A 2018 USC review of safety protocols for Greek life recommended that such data be publicly reported, but university officials declined to respond to questions about what triggered the review and whether the data-sharing project has been launched.
Horras said the most lasting changes will come not from top-down dictates but from the kind of student activism that many Greek members are now promoting. Chen, the USC sorority member, agrees. She and others also have demanded university expulsion of those responsible for the alleged assaults, more sexual assault training across campus, a greater understanding of Title IX reporting procedures and more funding for sexual violence services.
Sun said that USC fraternity parties are strictly regulated, with requirements for an outside security guard for every 50 attendees, a professional bartender and drinks in closed containers, such as beer or seltzer cans, but that more needs to be done.
Ideas include greater use of testing strips that can detect drugs in a drink and more education on sexual violence prevention and “toxic masculinity and gender inclusivity,” a topic some USC fraternities have begun discussing with partners such as Women’s Voices Now, he said. Sun said he was also interested in adopting an idea from UC Berkeley fraternities that went viral a few year ago: reviewing the principles of consent and securing agreement to them before people are allowed entry to events.

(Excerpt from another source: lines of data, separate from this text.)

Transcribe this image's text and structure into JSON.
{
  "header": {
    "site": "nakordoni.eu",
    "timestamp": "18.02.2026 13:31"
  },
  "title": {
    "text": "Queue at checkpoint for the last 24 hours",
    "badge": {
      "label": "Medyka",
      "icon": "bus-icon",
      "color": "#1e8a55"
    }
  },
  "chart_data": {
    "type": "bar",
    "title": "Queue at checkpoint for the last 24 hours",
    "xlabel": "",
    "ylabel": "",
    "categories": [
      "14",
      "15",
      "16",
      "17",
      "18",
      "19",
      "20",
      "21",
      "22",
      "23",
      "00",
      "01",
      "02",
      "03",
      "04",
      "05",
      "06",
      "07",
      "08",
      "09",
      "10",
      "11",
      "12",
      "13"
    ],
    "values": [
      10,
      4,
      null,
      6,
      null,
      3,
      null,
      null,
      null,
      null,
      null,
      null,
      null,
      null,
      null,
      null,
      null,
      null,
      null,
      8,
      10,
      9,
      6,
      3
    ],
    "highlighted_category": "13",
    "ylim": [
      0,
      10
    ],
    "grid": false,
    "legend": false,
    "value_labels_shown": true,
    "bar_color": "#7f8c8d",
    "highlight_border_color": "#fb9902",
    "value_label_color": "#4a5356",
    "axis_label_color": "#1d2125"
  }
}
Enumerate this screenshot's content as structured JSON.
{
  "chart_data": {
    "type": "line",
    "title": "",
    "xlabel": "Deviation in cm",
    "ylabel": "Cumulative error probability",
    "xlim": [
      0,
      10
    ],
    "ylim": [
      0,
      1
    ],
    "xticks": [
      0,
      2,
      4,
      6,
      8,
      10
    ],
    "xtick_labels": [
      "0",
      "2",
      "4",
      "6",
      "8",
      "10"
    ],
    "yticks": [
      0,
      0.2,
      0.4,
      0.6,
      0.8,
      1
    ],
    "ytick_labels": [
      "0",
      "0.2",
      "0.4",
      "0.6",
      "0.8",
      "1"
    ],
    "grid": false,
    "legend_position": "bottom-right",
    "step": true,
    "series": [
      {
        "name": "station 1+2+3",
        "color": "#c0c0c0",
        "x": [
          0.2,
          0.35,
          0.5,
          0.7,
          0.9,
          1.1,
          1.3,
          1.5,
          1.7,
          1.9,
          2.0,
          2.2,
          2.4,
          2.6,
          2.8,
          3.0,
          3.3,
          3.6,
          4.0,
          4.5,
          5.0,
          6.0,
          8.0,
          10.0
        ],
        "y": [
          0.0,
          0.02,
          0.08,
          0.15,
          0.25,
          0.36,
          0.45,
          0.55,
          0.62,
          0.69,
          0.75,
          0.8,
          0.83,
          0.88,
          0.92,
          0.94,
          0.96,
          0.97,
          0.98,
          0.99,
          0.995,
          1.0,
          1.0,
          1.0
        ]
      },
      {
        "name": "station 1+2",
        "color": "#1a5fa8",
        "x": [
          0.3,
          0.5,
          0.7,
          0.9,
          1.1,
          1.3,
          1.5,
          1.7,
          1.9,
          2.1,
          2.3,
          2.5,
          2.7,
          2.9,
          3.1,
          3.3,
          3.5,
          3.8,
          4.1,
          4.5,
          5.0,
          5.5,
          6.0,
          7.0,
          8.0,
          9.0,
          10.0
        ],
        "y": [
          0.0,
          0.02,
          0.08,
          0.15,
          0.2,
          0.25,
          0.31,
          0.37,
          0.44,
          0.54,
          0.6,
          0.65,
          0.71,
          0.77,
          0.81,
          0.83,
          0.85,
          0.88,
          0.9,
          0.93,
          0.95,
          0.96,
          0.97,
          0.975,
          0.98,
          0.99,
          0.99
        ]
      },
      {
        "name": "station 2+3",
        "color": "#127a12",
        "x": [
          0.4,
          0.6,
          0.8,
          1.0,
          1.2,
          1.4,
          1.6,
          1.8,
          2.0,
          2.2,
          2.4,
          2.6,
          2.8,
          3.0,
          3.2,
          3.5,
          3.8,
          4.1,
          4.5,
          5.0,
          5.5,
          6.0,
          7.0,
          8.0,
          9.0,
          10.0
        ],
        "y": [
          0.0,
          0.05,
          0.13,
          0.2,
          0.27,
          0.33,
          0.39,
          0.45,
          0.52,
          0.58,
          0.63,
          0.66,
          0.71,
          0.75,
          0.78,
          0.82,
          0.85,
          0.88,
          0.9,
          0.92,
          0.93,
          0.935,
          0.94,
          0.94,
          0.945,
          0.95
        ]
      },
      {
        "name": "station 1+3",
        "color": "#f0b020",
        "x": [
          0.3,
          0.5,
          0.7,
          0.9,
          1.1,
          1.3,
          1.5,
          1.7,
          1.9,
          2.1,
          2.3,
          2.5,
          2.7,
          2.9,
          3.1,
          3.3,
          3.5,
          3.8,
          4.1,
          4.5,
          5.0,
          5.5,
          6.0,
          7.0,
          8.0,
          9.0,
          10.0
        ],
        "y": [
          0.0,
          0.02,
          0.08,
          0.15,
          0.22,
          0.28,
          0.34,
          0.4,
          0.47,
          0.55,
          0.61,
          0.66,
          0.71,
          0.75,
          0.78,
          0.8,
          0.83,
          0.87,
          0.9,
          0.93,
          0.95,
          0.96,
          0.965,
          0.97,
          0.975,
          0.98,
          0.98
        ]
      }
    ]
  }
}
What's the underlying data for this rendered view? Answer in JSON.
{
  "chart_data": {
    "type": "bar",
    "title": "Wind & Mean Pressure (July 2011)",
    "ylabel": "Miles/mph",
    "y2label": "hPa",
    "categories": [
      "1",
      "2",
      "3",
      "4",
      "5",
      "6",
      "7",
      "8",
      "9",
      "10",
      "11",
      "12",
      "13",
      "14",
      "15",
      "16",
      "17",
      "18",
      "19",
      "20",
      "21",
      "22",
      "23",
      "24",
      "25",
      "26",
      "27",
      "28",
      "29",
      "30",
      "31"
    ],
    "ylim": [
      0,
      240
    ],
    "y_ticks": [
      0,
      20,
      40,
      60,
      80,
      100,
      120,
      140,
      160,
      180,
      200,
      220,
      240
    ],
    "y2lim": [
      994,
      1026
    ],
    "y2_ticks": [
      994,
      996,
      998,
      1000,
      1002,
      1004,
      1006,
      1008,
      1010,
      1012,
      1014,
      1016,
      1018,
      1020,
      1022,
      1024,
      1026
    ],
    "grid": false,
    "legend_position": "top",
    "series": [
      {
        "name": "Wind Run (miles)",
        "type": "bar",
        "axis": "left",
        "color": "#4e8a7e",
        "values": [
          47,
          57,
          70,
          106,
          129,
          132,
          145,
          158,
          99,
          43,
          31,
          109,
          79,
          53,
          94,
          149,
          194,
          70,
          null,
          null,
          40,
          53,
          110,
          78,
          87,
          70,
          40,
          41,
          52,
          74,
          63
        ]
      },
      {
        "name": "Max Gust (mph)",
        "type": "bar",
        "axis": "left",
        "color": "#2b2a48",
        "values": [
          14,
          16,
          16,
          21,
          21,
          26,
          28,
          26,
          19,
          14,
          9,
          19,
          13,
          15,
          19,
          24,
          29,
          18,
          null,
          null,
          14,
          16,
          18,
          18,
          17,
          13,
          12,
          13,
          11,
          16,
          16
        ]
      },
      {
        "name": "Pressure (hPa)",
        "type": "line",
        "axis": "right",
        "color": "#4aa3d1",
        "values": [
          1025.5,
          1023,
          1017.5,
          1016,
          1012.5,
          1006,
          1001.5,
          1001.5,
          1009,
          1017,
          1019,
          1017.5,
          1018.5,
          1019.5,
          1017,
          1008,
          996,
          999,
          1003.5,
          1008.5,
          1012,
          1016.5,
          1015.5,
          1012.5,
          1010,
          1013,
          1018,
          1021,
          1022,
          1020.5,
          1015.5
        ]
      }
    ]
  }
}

Whether such reforms will result in widespread and lasting change, however, remains unclear. Even after the national Sigma Alpha Epsilon organization took the high-profile step of banning its pledging process in 2014 after a string of hazing deaths, the practice remains. Two students at Texas A&M University recently filed a $1-million lawsuit against the fraternity, alleging that industrial-strength cleaner was poured on them, causing serious burns, during hazing.
“The major challenge of fraternities is to disentangle some of their nobler aspects from the chaos and debauchery,” Hechinger said. “They need to figure out a way to do that and haven’t, by and large, up to now.”